Question

An underground hazardous waste storage tank is leaking. The contaminant concentration directly beneath the site is 0.5 mg/L. The contaminant is travelling at an effective rate of 0.4 m per day towards a water well which is 2 km away. Assume that the degradation of the contaminant follows a first order reaction, and the initial concentration of the contaminant becomes half in 10 years. In this case, the contaminant concentration expected at the well under steady state conditions is _______ mg/L (rounded off to two decimal places).

Hint:

For first order reactions, the degradation rate constant can be calculated from the half-life, and the concentration at a distance can be calculated based on time and travel velocity.

Answer 1

Correct Answer: 0.18

For a first order reaction, the concentration of the contaminant \( C(t) \) after time \( t \) is given by: \[ C(t) = C_0 e^{-kt}, \] where \( C_0 \) is the initial concentration, \( k \) is the degradation constant, and \( t \) is time. The contaminant concentration becomes half in 10 years, so: \[ \frac{C_0}{2} = C_0 e^{-k \cdot 10}, \] which simplifies to: \[ e^{-k \cdot 10} = \frac{1}{2}. \] Taking the natural logarithm of both sides: \[ -10k = \ln \left( \frac{1}{2} \right), \] \[ k = \frac{\ln 2}{10} = 0.0693 \, \text{year}^{-1}. \] Now, the contaminant is travelling at 0.4 m per day, and the well is 2000 m away.

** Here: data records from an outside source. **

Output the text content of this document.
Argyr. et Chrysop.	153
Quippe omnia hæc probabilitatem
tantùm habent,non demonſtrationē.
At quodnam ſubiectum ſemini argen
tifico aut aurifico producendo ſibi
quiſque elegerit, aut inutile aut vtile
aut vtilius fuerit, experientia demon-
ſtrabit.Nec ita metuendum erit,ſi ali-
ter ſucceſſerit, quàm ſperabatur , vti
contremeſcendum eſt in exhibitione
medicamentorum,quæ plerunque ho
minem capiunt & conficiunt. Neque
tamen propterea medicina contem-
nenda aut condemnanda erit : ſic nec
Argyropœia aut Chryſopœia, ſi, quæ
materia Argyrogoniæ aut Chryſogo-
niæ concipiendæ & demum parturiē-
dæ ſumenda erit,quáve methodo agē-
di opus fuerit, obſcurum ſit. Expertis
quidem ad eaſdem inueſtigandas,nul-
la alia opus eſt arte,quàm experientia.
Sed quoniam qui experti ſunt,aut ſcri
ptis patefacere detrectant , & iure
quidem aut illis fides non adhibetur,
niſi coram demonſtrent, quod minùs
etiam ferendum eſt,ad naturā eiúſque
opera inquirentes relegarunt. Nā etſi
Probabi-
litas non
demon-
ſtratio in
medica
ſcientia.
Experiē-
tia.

The time \( t \) for the contaminant to reach the well is: \[ t = \frac{2000 \, \text{m}}{0.4 \, \text{m/day}} = 5000 \, \text{days} = 13.7 \, \text{years}. \] The concentration of the contaminant at the well after 13.7 years is: \[ C(13.7) = 0.5 \, \text{mg/L} \cdot e^{-0.0693 \cdot 13.7} = 0.5 \, \text{mg/L} \cdot e^{-0.949} \approx 0.18 \, \text{mg/L}. \] Thus, the contaminant concentration expected at the well is \( 0.18 \, \text{mg/L} \).